Presiden Joko Widodo menyebut pendanaan transisi energi dari negara maju justru menjerat negara miskin dan berkembang dalam tumpukan utang. Pernyataan itu ia sampaikan saat Kuliah Umum di Stanford University, AS pada Rabu (15/11). Jokowi mengatakan tumpukan utang itu terjadi akibat pola pendanaan yang diberikan negara maju masih mirip dengan yang diberikan oleh bank komersial yang memberlakukan bunga tinggi. Padahal katanya, kalau benar negara maju berniat positif dalam melakukan dan mendukung transisi energi, harusnya pendanaan yang disediakan bersifat konstruktif.
Selain kritikan itu, Jokowi mengatakan selama ini proses transisi energi di dunia masih sebatas wacana saja. Transisi belum mengarah ke aksi nyata. Hal itu kata Jokowi berbeda dengan yang dilakukan Indonesia. Ia mengatakan komitmen transisi energi Indonesia tak perlu diragukan. Ia menyebut Indonesia ‘Walk the talk, not talk the talk’. Jokowi menyebut Indonesia sukses menurunkan emisi karbon 91,5 juta ton pada 2022 lalu. Kemudian, menekan laju deforestasi seluas 104 ribu hektare, merehabilitasi 77 ribu hektare kawasan hutan, dan merestorasi 34 ribu hektare hutan bakau yang seluruhnya dikerjakan dalam waktu setahun.

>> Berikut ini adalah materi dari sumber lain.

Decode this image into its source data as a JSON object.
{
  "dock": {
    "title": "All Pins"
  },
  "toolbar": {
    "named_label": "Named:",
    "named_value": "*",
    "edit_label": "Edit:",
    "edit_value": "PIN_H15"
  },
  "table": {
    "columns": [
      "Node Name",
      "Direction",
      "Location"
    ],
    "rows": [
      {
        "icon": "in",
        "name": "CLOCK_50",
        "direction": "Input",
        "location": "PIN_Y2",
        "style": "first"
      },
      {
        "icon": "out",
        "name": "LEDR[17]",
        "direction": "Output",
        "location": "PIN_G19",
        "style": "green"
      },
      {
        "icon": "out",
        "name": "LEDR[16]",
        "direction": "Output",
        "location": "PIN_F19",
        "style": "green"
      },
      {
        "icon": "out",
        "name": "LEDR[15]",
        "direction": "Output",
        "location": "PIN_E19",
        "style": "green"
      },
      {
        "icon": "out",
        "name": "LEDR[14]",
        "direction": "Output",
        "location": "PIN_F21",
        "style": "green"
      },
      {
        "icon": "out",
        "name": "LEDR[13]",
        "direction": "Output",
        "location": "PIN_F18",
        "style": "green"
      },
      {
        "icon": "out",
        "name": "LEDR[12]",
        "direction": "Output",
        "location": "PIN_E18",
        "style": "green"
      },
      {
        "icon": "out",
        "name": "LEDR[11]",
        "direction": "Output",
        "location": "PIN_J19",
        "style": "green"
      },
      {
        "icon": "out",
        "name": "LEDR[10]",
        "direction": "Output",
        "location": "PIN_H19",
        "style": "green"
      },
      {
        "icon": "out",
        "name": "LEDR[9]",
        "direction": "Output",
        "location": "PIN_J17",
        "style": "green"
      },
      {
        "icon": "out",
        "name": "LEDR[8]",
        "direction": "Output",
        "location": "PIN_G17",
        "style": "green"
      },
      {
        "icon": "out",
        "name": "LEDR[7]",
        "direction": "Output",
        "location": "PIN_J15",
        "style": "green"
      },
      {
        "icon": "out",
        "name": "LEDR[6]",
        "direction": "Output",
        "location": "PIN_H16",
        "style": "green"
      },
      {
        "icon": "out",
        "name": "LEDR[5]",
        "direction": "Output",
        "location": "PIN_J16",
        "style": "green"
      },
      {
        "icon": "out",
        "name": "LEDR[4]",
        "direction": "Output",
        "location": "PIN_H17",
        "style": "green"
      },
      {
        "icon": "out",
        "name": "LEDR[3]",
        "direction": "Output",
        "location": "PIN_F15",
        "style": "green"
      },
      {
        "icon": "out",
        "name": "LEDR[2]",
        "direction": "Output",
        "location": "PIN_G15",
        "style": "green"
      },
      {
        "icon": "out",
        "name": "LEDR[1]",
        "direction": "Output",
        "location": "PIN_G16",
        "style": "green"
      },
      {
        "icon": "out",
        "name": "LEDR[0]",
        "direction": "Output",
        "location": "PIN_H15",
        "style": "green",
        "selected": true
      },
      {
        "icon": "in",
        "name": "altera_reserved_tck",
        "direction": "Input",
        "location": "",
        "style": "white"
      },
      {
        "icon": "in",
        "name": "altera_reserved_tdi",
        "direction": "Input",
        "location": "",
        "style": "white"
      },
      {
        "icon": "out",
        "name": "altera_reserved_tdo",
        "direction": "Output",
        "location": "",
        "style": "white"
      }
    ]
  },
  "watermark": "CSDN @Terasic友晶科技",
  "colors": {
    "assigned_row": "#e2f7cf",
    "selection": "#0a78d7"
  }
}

Jokowi menegaskan pentingnya pendanaan dan transfer teknologi dalam urusan transisi energi. Oleh karena itu, ia menekankan negara berkembang butuh investasi yang sangat besar. Ia menuntut transfer teknologi dan kolaborasi dari para negara maju, termasuk investor yang masuk ke tanah air.